No Rio Grande do Sul, o preço do trigo registrou um tombo de mais de 10% em apenas um mês, fixando-se na casa dos R$ 1.080 por tonelada. No Paraná, apesar de a queda ter sido um pouco menor, em torno de 5%, o preço ficou pouco abaixo dos R$ 1.200 por tonelada. Essa redução drástica ocorreu mesmo com as chuvas, que atrasaram a colheita em algumas regiões, o que, em um cenário normal, tenderia a elevar os preços devido à restrição de oferta.
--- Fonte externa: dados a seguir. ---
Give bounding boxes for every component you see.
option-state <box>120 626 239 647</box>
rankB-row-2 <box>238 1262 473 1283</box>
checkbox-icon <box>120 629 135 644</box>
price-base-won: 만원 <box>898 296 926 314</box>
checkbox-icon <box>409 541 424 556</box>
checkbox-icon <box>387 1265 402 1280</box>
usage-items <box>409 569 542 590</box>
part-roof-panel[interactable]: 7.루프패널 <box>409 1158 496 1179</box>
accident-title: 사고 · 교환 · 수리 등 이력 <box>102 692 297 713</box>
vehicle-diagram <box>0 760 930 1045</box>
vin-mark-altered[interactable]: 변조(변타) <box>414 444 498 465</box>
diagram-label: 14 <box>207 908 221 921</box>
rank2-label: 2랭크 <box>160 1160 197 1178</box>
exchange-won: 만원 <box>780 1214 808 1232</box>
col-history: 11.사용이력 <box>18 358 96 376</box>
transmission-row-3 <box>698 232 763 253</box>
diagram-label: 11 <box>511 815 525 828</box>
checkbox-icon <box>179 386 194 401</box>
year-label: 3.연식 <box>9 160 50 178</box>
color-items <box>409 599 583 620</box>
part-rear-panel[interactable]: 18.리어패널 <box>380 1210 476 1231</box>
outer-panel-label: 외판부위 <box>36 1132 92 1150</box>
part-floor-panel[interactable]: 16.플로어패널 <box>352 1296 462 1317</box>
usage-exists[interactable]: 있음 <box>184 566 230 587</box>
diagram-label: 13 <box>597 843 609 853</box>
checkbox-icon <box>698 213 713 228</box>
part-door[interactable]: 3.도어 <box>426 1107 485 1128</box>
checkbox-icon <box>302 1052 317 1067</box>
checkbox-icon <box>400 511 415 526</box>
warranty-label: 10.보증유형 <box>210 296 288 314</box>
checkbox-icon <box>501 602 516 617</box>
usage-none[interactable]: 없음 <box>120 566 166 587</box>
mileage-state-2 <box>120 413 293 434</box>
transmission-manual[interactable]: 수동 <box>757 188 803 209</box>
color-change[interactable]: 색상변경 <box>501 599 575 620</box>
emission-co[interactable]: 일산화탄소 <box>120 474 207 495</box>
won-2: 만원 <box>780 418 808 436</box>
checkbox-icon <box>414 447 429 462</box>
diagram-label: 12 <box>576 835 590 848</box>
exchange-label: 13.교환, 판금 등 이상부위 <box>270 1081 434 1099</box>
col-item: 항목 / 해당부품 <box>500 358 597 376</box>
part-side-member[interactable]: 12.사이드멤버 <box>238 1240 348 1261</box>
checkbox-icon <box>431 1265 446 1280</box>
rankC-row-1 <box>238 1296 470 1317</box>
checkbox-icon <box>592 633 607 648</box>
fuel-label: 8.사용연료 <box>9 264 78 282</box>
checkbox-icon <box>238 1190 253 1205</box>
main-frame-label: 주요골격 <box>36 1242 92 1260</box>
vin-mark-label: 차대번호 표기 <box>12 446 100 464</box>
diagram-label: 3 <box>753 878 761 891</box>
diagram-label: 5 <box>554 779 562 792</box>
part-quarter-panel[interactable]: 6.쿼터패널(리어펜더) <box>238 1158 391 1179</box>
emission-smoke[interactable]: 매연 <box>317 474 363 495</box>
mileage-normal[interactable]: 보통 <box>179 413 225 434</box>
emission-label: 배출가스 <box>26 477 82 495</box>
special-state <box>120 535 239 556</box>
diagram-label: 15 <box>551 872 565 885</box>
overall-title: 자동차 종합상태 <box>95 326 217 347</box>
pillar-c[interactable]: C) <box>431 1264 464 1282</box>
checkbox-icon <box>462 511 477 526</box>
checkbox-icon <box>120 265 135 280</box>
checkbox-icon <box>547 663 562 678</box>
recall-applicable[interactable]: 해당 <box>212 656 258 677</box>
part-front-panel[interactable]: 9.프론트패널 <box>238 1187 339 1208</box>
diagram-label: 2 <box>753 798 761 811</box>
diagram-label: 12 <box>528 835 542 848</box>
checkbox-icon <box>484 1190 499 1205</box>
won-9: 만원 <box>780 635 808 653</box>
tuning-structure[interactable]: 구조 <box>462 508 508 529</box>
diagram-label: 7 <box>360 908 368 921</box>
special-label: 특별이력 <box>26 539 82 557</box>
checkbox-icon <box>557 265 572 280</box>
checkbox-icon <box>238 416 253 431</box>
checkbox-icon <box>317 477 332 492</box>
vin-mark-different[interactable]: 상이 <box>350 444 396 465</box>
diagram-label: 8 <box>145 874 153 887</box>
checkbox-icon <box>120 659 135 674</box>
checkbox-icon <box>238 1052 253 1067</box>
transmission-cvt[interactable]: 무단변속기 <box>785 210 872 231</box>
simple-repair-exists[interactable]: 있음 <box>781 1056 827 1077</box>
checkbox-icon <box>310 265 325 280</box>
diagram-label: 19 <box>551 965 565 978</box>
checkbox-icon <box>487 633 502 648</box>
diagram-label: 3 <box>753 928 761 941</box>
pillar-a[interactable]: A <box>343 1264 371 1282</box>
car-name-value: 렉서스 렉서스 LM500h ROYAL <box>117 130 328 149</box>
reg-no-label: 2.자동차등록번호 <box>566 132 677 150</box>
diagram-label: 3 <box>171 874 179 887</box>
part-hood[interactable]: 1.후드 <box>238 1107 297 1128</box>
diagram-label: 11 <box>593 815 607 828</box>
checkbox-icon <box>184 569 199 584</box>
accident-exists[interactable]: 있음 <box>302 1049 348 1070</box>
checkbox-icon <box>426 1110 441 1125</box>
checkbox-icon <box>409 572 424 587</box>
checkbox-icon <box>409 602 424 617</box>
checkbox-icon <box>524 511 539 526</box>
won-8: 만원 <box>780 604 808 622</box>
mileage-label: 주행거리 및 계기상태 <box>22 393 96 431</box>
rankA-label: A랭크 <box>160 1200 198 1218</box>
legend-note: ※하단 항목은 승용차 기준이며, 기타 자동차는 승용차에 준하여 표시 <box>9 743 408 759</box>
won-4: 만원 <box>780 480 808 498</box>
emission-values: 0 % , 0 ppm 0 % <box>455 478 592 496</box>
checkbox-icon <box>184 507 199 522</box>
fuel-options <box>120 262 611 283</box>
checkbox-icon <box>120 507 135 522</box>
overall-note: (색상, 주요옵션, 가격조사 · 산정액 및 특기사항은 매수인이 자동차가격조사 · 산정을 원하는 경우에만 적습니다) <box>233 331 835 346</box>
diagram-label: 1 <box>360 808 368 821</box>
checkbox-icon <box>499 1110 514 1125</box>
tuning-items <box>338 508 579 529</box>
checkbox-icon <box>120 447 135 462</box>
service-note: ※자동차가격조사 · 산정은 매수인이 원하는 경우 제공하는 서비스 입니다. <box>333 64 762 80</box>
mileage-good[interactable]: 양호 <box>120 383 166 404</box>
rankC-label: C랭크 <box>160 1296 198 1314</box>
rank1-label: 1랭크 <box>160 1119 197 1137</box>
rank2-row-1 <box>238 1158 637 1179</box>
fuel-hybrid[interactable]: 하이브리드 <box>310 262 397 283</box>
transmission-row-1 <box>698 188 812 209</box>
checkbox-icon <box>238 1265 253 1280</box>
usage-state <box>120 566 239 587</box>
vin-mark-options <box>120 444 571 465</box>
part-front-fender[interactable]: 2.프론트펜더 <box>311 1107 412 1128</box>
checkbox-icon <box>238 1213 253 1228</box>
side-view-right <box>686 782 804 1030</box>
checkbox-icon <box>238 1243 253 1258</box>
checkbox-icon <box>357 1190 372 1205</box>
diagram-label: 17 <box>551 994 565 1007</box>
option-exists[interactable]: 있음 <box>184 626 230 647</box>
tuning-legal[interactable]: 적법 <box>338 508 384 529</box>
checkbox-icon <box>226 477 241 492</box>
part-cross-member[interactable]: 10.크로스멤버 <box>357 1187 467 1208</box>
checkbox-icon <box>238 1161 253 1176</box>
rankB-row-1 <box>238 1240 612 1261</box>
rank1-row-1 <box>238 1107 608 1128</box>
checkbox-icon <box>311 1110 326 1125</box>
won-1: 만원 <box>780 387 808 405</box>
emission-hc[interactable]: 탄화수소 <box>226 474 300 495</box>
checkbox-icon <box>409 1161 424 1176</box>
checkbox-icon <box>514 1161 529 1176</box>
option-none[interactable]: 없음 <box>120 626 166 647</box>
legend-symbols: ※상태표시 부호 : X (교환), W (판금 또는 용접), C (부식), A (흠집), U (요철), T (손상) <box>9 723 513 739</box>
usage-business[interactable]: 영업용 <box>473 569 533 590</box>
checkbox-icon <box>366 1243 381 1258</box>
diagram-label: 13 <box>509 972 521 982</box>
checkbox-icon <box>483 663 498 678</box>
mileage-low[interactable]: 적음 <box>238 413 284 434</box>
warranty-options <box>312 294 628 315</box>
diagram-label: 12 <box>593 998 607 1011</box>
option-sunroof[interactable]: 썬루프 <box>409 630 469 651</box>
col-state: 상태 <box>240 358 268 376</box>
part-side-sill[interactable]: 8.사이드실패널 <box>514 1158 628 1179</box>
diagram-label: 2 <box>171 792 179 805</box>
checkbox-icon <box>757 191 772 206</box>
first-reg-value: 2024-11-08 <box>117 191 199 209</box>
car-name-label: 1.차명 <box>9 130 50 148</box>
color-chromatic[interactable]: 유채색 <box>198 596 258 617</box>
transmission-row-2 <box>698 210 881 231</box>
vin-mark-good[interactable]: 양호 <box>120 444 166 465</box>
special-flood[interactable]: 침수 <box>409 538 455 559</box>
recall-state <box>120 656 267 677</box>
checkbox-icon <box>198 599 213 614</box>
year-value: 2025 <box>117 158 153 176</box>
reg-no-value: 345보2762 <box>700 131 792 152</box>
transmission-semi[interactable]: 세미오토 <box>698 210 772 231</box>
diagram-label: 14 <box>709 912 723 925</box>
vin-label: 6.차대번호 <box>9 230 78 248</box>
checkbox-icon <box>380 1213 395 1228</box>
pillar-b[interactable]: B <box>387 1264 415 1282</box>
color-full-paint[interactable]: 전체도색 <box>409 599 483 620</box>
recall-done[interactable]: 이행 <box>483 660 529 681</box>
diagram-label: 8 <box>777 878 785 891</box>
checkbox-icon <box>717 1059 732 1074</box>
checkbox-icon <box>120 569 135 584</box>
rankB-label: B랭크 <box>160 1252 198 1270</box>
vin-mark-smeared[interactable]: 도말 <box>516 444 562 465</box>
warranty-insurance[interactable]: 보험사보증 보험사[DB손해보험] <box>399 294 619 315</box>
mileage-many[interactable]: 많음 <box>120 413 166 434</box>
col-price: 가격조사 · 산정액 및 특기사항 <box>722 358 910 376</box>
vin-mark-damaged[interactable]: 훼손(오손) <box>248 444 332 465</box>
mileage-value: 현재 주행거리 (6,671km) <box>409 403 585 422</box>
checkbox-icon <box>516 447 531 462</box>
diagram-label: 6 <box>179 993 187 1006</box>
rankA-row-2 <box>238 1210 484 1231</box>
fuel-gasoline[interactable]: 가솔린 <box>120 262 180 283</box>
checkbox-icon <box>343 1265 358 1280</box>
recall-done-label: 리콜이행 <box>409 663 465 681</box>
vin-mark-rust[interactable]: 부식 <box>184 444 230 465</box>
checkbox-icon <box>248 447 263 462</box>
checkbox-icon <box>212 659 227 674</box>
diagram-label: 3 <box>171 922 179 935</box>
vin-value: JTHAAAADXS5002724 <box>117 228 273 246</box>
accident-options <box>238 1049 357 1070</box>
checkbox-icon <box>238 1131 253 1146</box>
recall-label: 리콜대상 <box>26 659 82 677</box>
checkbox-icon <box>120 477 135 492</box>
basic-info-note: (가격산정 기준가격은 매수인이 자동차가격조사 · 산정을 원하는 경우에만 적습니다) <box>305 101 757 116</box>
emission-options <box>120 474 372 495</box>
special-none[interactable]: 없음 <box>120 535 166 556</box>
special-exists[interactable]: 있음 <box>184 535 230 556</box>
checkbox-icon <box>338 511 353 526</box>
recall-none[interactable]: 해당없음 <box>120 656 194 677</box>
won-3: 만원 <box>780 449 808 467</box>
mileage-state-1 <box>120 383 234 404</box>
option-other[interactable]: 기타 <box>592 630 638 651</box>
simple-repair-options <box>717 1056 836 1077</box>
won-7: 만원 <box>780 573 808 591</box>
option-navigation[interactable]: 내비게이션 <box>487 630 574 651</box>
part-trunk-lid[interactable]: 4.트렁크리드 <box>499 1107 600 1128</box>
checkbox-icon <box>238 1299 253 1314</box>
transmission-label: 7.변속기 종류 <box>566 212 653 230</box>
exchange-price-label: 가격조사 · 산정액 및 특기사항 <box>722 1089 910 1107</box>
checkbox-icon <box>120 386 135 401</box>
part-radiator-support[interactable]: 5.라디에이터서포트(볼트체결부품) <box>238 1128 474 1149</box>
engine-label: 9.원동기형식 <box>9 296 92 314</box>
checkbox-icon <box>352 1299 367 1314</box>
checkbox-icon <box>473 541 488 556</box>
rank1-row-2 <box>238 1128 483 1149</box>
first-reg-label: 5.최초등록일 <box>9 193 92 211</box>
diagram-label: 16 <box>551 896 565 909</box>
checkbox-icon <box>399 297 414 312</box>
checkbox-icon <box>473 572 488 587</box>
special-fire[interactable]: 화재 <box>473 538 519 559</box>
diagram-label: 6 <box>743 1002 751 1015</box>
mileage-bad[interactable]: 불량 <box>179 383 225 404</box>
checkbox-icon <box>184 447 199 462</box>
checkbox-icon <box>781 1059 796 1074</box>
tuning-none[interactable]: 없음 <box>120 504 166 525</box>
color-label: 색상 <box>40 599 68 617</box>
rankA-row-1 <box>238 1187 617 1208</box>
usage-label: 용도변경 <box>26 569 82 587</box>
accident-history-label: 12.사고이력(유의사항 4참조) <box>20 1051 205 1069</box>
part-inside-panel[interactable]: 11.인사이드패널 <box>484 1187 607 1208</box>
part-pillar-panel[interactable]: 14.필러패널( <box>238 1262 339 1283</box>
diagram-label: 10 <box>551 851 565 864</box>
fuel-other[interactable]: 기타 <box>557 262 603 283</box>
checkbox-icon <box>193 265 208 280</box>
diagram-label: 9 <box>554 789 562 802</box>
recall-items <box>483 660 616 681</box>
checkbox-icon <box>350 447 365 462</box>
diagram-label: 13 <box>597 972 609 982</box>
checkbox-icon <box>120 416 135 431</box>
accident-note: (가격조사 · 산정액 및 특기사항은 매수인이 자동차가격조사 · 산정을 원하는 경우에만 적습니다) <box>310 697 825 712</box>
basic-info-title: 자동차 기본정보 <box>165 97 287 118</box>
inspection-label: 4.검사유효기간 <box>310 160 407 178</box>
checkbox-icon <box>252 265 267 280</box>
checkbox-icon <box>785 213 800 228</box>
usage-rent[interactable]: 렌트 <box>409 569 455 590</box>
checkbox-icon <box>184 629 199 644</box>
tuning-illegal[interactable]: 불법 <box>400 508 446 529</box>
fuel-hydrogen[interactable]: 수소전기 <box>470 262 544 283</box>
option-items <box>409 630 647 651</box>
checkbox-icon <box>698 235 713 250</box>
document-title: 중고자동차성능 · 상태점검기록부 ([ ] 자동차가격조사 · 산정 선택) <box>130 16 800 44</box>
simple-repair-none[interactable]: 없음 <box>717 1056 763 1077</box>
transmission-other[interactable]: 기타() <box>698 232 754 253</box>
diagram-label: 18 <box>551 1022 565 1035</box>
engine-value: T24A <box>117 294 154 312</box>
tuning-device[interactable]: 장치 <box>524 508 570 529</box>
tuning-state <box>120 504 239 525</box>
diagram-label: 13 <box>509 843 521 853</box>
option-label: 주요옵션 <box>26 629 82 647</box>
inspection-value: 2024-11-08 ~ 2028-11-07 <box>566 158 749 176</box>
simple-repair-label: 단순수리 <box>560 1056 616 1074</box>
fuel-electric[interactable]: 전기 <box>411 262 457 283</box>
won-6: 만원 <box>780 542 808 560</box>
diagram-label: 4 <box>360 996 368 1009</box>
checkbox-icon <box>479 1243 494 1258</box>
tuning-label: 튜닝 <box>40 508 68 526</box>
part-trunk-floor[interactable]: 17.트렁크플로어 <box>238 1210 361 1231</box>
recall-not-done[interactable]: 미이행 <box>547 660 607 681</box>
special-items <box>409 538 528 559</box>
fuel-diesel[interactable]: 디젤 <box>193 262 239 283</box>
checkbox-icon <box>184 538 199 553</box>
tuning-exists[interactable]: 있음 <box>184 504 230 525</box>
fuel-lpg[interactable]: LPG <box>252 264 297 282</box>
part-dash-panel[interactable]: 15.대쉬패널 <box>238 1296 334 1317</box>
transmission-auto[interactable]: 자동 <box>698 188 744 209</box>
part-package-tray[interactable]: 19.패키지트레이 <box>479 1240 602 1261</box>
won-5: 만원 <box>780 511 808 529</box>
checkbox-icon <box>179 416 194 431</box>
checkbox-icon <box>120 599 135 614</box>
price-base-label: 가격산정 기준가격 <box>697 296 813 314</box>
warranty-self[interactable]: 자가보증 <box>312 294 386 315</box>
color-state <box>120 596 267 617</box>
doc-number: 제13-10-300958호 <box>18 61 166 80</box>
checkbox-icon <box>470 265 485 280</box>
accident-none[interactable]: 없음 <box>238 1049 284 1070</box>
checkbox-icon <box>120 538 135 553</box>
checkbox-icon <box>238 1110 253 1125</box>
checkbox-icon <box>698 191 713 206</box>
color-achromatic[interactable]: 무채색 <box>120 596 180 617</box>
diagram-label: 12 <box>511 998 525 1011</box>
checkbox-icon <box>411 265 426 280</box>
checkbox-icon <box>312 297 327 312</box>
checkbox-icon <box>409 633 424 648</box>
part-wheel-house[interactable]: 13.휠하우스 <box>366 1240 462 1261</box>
Acontece que, independentemente do atraso, a queda está diretamente ligada ao fato de o mercado estar em pleno período de safra do trigo. Com grandes volumes de grãos sendo colhidos e disponibilizados, a oferta interna aumenta significativamente.
O principal fator de pressão, no entanto, é a entrada de mercadoria de outros países no mercado brasileiro. O trigo importado, em muitos casos, chega com preços mais competitivos do que o grão nacional. Essa concorrência internacional força os produtores brasileiros a baixarem seus preços para conseguir escoar a produção, resultando na forte desvalorização observada. A situação coloca um desafio para a rentabilidade dos agricultores e reforça a necessidade de políticas que protejam a produção nacional contra a volatilidade do mercado global.